Kamis, 23 November 2006

Bung Karno dan Ratna Sari Dewi


Sebuah surat kabar terbitan Amerika pernah memuat sebuah artikel tentang sepak terjang Bung Karno dalam masalah percintaanya. Dalam surat kabar tersebut tertulis bahwa Bung Karno gemar melirikkan mata kepada wanita-wanita yang cantik jelita. Setelah membaca tulisan tersebut, Bung Karno pun menyangkal berita itu dengan berkata, “Yang benar adalah, Bung Karno menatap setiap perempuan cantik dengan kedua bulatan matanya….” Ia mengagumi setiap bentuk keindahan. Ia menarik nafas dalam-dalam setiap menatap hamparan pemandangan negerinya yang molek. Ia mengagungkan asma Allah setiap melihat wanita cantik ciptaanNya.”

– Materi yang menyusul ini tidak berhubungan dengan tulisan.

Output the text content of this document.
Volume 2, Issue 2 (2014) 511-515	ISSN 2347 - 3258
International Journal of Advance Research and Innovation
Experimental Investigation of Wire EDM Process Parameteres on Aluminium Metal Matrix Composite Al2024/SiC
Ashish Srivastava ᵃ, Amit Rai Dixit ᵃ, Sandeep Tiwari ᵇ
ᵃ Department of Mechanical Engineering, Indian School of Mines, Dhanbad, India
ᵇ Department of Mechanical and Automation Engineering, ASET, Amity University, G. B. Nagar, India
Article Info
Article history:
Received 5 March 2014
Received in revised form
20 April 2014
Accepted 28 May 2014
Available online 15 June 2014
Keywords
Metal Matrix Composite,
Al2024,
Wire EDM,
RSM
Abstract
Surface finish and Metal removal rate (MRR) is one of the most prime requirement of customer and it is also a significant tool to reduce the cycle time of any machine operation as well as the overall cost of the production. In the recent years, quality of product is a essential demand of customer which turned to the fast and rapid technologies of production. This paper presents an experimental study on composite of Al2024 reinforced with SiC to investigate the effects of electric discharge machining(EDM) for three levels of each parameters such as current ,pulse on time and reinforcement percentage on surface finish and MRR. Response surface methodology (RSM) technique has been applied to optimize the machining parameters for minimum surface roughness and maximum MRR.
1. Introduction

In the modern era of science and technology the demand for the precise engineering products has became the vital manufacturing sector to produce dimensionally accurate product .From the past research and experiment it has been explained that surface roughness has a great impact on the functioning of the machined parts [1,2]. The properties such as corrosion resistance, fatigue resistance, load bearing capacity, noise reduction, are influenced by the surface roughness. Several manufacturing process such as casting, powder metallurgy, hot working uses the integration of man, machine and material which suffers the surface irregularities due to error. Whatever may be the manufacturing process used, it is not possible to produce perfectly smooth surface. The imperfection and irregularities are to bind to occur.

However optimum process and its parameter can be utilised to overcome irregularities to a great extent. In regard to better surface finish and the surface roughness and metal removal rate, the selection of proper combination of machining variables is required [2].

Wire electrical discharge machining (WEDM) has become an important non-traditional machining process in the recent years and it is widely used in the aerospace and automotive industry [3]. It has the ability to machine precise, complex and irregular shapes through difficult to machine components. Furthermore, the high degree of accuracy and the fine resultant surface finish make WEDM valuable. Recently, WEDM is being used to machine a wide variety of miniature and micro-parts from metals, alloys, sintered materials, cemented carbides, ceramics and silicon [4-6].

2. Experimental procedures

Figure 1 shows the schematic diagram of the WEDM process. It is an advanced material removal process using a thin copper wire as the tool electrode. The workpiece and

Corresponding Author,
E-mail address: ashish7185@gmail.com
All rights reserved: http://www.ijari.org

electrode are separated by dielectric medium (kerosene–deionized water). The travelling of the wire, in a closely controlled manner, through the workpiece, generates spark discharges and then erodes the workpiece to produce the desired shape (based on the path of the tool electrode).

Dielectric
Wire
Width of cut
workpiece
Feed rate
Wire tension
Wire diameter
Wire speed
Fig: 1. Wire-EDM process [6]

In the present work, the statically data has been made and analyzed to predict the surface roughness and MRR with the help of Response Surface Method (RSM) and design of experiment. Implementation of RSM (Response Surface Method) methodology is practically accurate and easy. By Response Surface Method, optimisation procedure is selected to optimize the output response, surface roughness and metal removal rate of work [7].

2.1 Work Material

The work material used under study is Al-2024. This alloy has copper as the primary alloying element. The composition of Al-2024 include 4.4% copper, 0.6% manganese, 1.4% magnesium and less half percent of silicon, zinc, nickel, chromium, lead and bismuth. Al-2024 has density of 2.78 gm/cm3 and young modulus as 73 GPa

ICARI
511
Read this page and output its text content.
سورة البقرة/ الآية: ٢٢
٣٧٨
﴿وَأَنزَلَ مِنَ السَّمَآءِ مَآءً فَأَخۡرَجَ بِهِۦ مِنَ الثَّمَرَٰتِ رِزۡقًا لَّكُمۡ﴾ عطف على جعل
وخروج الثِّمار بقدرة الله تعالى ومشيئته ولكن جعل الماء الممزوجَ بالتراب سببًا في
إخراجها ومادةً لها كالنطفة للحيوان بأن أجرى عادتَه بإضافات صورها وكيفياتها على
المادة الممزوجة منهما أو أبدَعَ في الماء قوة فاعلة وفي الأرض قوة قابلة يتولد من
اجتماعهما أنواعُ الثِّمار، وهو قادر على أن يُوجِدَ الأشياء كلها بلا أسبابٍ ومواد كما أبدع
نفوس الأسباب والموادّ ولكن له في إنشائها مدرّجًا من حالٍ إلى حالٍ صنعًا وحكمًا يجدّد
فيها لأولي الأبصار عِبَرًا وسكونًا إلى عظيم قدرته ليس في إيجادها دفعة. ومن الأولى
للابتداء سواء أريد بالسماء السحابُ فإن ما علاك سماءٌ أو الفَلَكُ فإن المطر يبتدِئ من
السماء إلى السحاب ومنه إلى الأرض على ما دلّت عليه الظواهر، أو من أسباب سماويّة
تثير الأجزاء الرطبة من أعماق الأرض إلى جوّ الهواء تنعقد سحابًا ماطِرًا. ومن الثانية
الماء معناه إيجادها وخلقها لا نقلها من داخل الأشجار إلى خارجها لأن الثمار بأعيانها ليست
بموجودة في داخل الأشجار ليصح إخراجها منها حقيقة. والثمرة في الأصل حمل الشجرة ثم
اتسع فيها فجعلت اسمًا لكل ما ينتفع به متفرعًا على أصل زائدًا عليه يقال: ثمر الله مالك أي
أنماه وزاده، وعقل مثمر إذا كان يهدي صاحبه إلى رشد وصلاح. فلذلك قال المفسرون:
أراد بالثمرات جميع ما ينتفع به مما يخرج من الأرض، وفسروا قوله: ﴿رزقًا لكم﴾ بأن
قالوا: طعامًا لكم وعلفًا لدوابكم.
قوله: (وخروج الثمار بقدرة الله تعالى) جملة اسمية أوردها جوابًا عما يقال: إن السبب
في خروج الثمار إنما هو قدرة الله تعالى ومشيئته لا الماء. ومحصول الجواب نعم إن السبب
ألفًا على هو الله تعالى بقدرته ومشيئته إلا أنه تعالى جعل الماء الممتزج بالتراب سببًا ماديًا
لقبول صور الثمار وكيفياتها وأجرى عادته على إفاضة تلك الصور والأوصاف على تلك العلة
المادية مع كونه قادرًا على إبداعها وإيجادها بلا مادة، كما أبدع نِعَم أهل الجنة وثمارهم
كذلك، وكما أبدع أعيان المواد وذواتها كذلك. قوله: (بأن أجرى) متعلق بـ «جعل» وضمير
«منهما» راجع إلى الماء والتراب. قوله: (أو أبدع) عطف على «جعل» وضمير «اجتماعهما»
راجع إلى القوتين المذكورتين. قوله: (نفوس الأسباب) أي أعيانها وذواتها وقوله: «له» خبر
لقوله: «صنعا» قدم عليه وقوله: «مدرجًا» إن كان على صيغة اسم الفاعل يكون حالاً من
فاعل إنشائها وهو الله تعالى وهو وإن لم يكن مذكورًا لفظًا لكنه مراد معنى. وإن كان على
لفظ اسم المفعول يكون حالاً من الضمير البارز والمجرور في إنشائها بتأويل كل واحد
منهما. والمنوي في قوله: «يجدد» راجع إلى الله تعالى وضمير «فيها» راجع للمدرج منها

Bung Karno selalu menempatkan wanita-wanita yang ia cintai di dalam tempat yang begitu mulia di hatinya. Sebut saja, Inggit Ganarsih yang selalu dipuji-puji sebagai seorang wanita yang gigih, penyayang dan tak pernah berhenti mendukung beliau pada masa pergerakkan. Sedangkan untuk Fatmawati, Bung Karno juga memberikan pujian tinggi sebagai penopang semangat ketika awal-awal berdirinya negara Indonesia ini.
Lalu bagaimana dengan Hartini? Bung Karno pun juga memujinya sebagai seorang wanita yang pandai membuat sayur lodeh yang paling enak. Di samping itu, kesadaran Hartini sebagai “madu” dalam pernikahan Bung Karno, membuat ia mengerti posisinya dan dengan mudah beradaptasi menjadi isteri yang begitu berbakti. Kesetiaan Hartini yang telah menemani Bung Karno hingga di akhir usianya itulah yang membuat Bung Karno menulis dalam salah satu surat wasiatnya bahwa ia ingin dimakamkan bersebelahan dengan Hartini.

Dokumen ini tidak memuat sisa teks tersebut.